Match retour en Irlande

Les Irlandais revotent sur le traité de Lisbonne. Céderont-ils au chantage des partisans du « oui » ?

Manon Loubet  • 1 octobre 2009 abonné·es

Quinze mois après avoir rejeté le traité de Lisbonne, les Irlandais sont sommés de se déjuger. Ce qui ne va pas sans résistances. Sur les lampadaires, les poteaux, les bus et les murs de Dublin, des milliers d’affiches et de slogans s’entremêlent. « L’Irlande a besoin de l’Europe », « Lisbonne = moins de pouvoir à l’UE » , « Votez non pour le travail » , « Nous sommes meilleurs ensemble, votez oui » , « Lisbonne va te faire du mal » , « Comme les Français et les Néerlandais, votez non ! » … À chaque coin de rue, des militants distribuent des tracts vantant le « oui » ou le « non » au nouveau référendum. « Avez-vous déjà décidé votre vote pour le 2 octobre ? », demande Laurence, un militant de Campaign Against the European Union Constitution (CAEUC) à une jeune femme. « Non, pas encore », répond-elle. Dans les sondages, le « oui » est en tête, mais le nombre d’indécis ne cesse de gonfler, rendant toute prévision du résultat difficile.
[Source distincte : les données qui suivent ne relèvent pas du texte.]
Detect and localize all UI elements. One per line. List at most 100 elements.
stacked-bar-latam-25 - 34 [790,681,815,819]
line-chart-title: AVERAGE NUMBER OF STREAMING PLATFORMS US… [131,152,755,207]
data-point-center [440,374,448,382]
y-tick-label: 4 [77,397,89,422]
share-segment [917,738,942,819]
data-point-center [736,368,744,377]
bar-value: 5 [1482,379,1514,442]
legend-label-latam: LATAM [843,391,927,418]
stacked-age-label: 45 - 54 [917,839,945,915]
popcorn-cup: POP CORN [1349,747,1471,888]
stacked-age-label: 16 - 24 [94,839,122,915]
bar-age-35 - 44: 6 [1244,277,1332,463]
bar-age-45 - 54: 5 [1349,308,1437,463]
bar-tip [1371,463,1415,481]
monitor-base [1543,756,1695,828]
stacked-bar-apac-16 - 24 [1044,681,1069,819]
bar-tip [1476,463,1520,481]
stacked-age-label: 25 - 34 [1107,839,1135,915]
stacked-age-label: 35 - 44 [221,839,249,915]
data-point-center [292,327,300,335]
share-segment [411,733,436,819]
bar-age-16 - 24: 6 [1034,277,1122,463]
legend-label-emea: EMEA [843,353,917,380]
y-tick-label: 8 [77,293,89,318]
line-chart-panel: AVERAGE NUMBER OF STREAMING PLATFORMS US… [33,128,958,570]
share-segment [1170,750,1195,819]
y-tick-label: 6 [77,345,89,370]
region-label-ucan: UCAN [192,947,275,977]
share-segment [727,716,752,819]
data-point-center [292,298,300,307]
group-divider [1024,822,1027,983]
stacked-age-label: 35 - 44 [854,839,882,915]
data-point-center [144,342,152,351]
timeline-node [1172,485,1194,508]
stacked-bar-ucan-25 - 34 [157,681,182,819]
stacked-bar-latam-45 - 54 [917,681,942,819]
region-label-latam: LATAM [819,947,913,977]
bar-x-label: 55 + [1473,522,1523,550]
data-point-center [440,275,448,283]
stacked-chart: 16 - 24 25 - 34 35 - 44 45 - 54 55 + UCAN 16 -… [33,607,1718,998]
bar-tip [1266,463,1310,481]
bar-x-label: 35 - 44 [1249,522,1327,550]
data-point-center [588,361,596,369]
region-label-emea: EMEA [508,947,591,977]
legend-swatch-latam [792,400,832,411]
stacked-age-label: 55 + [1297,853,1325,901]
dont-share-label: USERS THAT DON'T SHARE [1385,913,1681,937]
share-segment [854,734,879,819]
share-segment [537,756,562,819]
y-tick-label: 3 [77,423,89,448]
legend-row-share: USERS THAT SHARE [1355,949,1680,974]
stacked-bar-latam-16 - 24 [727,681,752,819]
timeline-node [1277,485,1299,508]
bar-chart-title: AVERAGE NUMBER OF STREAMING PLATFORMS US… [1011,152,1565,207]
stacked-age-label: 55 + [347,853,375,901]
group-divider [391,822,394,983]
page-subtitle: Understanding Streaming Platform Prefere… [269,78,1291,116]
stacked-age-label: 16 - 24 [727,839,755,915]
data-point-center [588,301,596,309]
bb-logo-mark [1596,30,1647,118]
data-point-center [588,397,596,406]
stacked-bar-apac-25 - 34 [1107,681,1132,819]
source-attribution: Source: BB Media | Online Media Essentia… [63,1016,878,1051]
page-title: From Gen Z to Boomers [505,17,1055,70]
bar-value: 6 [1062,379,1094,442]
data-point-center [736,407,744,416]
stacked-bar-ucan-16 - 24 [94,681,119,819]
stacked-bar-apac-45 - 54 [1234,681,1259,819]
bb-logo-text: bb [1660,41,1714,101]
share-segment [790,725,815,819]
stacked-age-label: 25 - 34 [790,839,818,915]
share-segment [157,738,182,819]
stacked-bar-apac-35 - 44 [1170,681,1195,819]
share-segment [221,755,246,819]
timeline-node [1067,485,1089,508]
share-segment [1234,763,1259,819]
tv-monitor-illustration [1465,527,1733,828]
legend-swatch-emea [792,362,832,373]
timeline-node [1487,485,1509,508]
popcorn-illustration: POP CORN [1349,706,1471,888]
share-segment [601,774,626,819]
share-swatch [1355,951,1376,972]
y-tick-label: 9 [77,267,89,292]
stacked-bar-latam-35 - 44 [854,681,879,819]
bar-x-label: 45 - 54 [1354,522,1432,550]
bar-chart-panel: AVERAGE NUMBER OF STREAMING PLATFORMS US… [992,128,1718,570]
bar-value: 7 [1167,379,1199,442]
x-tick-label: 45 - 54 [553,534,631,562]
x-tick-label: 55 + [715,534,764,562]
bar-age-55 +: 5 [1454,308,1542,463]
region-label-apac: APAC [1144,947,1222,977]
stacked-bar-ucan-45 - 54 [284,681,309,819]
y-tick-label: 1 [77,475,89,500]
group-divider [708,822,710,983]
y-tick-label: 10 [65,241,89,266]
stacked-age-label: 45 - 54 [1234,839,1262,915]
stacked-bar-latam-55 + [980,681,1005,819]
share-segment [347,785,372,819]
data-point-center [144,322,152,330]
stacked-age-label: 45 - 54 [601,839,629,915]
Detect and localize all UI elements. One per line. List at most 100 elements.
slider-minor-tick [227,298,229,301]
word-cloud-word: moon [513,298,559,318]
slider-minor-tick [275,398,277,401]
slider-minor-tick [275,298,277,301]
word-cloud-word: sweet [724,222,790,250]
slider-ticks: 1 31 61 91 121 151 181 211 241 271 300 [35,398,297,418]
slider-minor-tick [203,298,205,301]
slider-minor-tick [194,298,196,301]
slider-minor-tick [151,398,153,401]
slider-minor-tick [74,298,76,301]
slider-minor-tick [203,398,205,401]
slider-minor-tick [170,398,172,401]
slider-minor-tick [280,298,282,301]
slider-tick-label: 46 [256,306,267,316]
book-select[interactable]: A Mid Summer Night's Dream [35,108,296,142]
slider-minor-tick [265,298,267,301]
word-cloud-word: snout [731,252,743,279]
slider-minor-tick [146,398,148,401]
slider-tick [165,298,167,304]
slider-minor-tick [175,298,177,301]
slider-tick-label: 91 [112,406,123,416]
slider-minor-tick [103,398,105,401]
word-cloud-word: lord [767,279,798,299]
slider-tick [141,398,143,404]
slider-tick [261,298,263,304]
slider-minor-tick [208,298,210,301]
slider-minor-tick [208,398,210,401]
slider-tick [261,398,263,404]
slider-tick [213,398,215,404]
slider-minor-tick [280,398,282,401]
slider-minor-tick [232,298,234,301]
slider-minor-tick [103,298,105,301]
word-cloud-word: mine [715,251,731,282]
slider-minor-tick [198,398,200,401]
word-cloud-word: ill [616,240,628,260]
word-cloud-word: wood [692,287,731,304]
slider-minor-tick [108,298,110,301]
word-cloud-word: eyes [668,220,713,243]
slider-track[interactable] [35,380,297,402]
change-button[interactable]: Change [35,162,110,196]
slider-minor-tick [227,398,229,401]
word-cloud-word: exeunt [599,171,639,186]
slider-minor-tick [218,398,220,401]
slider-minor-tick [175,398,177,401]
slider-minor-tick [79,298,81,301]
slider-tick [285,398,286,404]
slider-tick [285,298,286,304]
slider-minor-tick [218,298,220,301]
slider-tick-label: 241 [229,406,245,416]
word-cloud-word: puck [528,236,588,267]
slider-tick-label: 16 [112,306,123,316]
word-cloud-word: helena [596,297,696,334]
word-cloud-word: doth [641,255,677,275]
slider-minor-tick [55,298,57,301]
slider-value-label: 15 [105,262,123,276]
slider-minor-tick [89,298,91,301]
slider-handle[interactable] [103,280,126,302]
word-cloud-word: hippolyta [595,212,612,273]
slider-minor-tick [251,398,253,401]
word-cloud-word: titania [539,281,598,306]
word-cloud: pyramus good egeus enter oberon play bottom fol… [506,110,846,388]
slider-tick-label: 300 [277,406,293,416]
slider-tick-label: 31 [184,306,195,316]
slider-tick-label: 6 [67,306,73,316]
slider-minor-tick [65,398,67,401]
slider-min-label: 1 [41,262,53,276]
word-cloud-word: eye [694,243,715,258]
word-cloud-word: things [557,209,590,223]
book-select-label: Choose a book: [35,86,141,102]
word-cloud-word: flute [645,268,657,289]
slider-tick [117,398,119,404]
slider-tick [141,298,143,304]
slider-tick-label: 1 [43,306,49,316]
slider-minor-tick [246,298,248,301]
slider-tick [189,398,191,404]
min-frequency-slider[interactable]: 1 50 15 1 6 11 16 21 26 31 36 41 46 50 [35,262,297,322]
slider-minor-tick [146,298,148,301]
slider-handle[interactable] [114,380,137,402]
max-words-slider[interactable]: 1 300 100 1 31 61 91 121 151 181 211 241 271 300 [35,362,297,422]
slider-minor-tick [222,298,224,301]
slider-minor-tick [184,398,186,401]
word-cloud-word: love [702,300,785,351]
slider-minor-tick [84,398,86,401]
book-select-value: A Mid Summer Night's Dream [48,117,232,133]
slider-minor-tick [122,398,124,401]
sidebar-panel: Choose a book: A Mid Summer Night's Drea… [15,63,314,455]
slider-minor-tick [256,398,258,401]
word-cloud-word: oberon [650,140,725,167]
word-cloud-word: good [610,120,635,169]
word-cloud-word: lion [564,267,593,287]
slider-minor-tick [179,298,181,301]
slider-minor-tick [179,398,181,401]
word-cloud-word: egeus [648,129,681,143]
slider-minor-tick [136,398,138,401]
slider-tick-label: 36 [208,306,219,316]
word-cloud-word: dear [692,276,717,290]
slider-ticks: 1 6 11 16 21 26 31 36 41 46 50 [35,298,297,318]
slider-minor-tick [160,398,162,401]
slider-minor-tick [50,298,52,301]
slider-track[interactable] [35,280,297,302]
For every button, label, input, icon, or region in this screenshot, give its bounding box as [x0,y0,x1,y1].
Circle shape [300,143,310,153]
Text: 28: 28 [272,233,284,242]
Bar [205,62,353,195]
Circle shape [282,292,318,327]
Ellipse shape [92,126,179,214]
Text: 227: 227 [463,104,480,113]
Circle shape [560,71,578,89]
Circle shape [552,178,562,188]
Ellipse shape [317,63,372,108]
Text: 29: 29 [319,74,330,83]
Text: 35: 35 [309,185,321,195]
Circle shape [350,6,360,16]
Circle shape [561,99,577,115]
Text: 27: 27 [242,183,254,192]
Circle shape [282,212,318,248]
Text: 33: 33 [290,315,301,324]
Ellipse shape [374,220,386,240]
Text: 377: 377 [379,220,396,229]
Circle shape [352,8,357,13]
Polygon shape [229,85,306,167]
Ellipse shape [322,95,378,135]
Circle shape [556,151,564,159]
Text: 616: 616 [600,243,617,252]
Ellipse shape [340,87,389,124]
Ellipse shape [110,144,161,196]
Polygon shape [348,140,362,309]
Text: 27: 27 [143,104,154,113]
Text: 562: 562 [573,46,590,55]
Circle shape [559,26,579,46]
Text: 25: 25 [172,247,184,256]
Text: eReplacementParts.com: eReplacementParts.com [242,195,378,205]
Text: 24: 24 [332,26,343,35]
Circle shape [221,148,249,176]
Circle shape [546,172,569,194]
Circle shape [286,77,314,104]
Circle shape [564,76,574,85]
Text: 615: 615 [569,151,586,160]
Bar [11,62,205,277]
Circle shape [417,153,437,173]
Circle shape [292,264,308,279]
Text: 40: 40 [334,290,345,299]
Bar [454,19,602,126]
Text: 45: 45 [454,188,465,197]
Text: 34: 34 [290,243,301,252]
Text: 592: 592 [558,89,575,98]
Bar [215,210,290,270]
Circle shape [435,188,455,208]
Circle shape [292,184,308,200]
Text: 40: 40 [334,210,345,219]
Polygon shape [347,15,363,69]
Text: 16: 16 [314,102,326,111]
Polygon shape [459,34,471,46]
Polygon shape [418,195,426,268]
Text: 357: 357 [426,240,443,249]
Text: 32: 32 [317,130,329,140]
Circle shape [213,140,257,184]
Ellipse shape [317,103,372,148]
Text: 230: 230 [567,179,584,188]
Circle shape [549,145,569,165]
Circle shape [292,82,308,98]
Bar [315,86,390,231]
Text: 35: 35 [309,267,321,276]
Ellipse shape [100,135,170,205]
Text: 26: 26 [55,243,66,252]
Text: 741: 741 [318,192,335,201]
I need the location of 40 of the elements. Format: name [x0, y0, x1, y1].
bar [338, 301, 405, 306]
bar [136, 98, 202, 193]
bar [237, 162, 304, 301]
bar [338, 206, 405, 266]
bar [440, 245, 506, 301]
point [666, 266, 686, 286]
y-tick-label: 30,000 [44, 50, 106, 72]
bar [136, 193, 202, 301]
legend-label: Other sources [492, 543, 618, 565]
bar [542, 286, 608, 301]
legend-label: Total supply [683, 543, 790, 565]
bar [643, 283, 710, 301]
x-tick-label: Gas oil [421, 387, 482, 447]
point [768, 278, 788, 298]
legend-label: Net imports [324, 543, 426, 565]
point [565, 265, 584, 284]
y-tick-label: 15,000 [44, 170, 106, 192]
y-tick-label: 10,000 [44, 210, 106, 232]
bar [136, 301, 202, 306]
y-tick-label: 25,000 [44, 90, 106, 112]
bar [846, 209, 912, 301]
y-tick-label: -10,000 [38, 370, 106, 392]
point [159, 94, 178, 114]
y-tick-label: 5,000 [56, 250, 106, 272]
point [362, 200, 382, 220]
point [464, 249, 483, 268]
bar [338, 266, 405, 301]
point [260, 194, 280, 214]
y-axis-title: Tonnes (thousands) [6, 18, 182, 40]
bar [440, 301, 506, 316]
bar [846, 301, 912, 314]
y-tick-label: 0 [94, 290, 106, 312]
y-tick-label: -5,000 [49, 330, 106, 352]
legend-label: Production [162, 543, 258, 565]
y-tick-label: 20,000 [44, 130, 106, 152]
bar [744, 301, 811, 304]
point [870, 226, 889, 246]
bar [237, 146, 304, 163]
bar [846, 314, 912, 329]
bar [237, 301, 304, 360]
La quasi-totalité des partis irlandais soutiennent le « oui », du Fianna Fail, parti de centre-droit du Premier ­ministre Brian Cowen, au Fine Gael (centre-gauche), principal parti d’opposition. « Si l’Irlande dit non, c’est comme nous tirer une balle dans le pied, s’enflamme le Premier mi­nistre. Nous ne ferons plus parti du projet européen. » Inquiets d’un second refus du traité, les partisans du « oui » ne semblent pas comprendre les arguments des nonistes. Pour eux, l’Union européenne a déjà reculé sur les quatre points dérangeants du traité rejeté en juin 2008 : la neutralité militaire, la faible imposition sur les entreprises qui a permis le décollage du « Tigre celtique », la protection du droit à la vie pour les opposants à l’avortement et le maintien d’un commissaire irlandais au Conseil européen. « Je ne vois pas pourquoi on voterait non alors que l’UE a accepté toutes nos demandes de modifications du traité, proteste une militante de Generation Yes, un regroupement de jeunes citoyens. Et n’oublions pas que c’est l’Europe qui nous a sortis de la misère. »

Venu persuader les opposants, José Manuel Barroso, président de la Commission européenne, s’est livré à un chantage : « La seule façon pour l’Irlande de s’assurer qu’elle aura toujours un commissaire est de voter oui au traité de Lisbonne. Dans le cas contraire, bien entendu, nous devrions réduire le nombre de commissaires », a-t-il mis en garde. Avant d’ajouter, se tournant vers les entrepreneurs : «  Pour la confiance des investisseurs, il est important que l’avenir de l’Irlande dans l’UE soit certain. »
De l’extrême gauche, avec le Sinn Fein et le Socialist Party, jusqu’à l’extrême droite avec le regroupement Coir, les militants du « non » sont révoltés. Ceux d’extrême gauche refusent une Europe commerciale, militaire et non démocratique : «  Lorsqu’on refait voter un peuple sur un texte à 100 % identique à celui sur lequel il vient de s’exprimer, c’est une entorse à la démocratie, affirme Laurence. Nous avons déjà dit non à ce texte. Pourquoi nous redemander ? » Le Sinn Féin réfute les garanties avancées par l’UE : « Les modifications apportées au traité ne correspondent pas du tout à nos revendications. Nous voulons une Europe sociale, et non une Europe commerciale qui préfère la marchandise à ses citoyens. »

Les nonistes insistent aussi sur ce qu’ils appellent « les mensonges des partisans du “oui” » : « On croirait qu’il faut voter oui pour ne pas contrarier nos partenaires européens afin que la Banque centrale européenne continue à nous donner de l’argent. Mais nous coupera-t-elle réellement les vivres si nous votons non une seconde fois ? Les raisons qui pousseraient à voter oui sont en train de devenir du chantage, et rien d’autre » , affirme Vincent Browne, journaliste au Sunday Business Post. Quant à l’association conservatrice Coir, elle multiplie affiches et slogans tape à l’œil : « 1,84 euro de salaire minimum » , « Ils veulent notre liberté, ne la jetez pas ! » avec des photos de héros historiques à l’appui, ou « Protégeons la vie » en référence à l’avortement…
Avec la crise économique qui balaie l’île et l’impopularité du gouvernement de Brian Cowen, il n’est vraiment pas certain que les Irlandais votent oui le 2 octobre.